The following is a short critical essay written by Reuben Carl Johnson about the threat NEOs (Earth-crossing asteroids and comets grouped as "Near Earth Objects") pose to our planet. It details the public's shocking indifference, and offers a proactive response to the problem. Read it, and decide for yourself. Feel free to make a comment via e-mail at the bottom of this page.
For the first time in the history of this planet, a species has the capability to maintain some small measure of influence over its destiny. Our response to this wonderful opportunity will be testament to our wisdom or folly.
As a university student studying Geology and Geophysics in addition to Earth and Space Science, I often have the opportunity to discuss the issue of comet and asteroid impacts on the Earth with my colleagues. To my astonishment, I have discovered not only a nearly undivided yawning indifference, but also a persistent disbelief as to this threat on the part of those who should understand the issue better than most, yet fail to do so.
Because of this, I am inclined to think that for the majority of our planet’s population (even those with the highest of educations), such objects are at most marginally interesting villains in poorly written sci-fi movies. One need not be a sociologist to realize that without public understanding and interest, there will be little or no public support for finding and tracking threatening asteroids and comets. With insufficient public support, one may expect there will be little government support. Consequently, those relatively few who fully grasp the issue’s ramifications shoulder the tremendous burden of sifting through a volume of space so large as to render the task impossible.
Consider this: millions of people are afraid to fly. Nonetheless, those who take to the skies do so for the same reasons everyone else does. They take the risk because (many) governments cooperatively oversee and enforce countless safety regulations as a response to the public’s insistence on taking every reasonable precaution before an aircraft leaves the ground. Without a doubt, most people would not dare fly if such measures were abandoned, or were so minor as to be ineffectual.

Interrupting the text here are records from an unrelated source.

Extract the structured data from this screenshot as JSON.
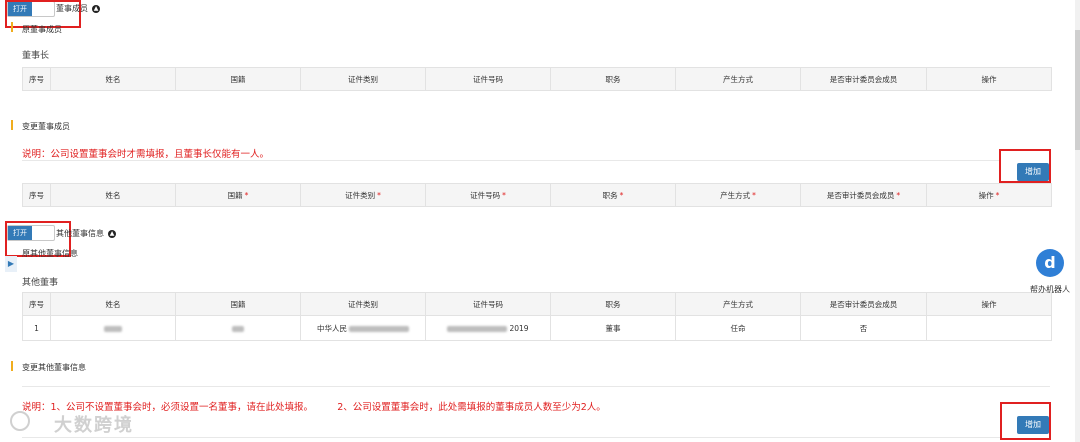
{
  "toggle_label": "打开",
  "section1": {
    "header": "董事成员",
    "original_title": "原董事成员",
    "chairman_subtitle": "董事长",
    "columns": [
      "序号",
      "姓名",
      "国籍",
      "证件类别",
      "证件号码",
      "职务",
      "产生方式",
      "是否审计委员会成员",
      "操作"
    ]
  },
  "change_directors": {
    "title": "变更董事成员",
    "note": "说明：公司设置董事会时才需填报，且董事长仅能有一人。",
    "add_button": "增加",
    "columns": [
      "序号",
      "姓名",
      "国籍",
      "证件类别",
      "证件号码",
      "职务",
      "产生方式",
      "是否审计委员会成员",
      "操作"
    ],
    "required_marker": "*"
  },
  "section2": {
    "header": "其他董事信息",
    "original_title": "原其他董事信息",
    "subtitle": "其他董事",
    "columns": [
      "序号",
      "姓名",
      "国籍",
      "证件类别",
      "证件号码",
      "职务",
      "产生方式",
      "是否审计委员会成员",
      "操作"
    ],
    "rows": [
      {
        "index": "1",
        "name_visible": "",
        "nationality_visible": "",
        "idtype_visible": "中华人民",
        "idno_visible": "2019",
        "position": "董事",
        "method": "任命",
        "audit": "否",
        "op": ""
      }
    ]
  },
  "change_other": {
    "title": "变更其他董事信息",
    "note": "说明：1、公司不设置董事会时，必须设置一名董事，请在此处填报。        2、公司设置董事会时，此处需填报的董事成员人数至少为2人。",
    "add_button": "增加"
  },
  "robot_label": "帮办机器人",
  "watermark": "大数跨境",
  "colors": {
    "accent": "#337ab7",
    "alert": "#e02020",
    "section_bar": "#f0ad1e"
  }
}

Why then do we as a society continue to ignore the threat of comet and asteroid impacts? Given that the probability of dying in a plane crash is essentially equal to that of being killed by an asteroid or comet striking our planet, where is the public outcry for governments to cooperatively oversee and enforce countless safety regulations? Where is the public’s insistence on taking every reasonable precaution? Why have we not implemented a vigorously watchful battery of instruments and personnel to search the sky for this threat? Sadly, the answers are at once simple and complex, timeworn and recent, but most of all, divesting and without excuse.
In essence, we have a Stone Age brain in spite of our wonderful technology. We are slow to realize we have had a gun pointed at our head for the last 65 million years. Though statisticians, astronomers, and geologists may point out that the "trigger finger" of probability is not exactly itchy because we are not due for another major impact for several million years, they forget (or dismiss) the reality that probability has no memory whatsoever. Perhaps worst of all, we have a dismally small search program in the northern hemisphere, and an all but nonexistent program in the southern making our efforts so minor as to be ineffectual. We might as well be standing in a World War I trench with our unprotected head poking out and our back to the enemy as we look through one half-shut eye for bullets that have already whizzed past; and though we see clear proof that our neighbors are getting hit, we still fail to don a helmet. Our negligible search and tracking program amounts to nothing less than a violation of the public trust on the part of the world’s governing bodies. However, some responsibility also lies in academia and its inexcusable failure to make clear this danger at a comprehensible level.
Currently, millions of people use a simple screen saver called SETI@home. This could be transformed into a similar program to process data for a NEOs@home search. Humanity desperately needs a strategy to both educate us as well as protect us from the disturbing ignorance I have been witness to in what should be some of the brightest young minds now standing on the cusp of intellectual prowess. For the first time in the history of this planet, a species has the capability to maintain some small measure of influence over its destiny. Our response to this wonderful opportunity will be testament to our wisdom or folly.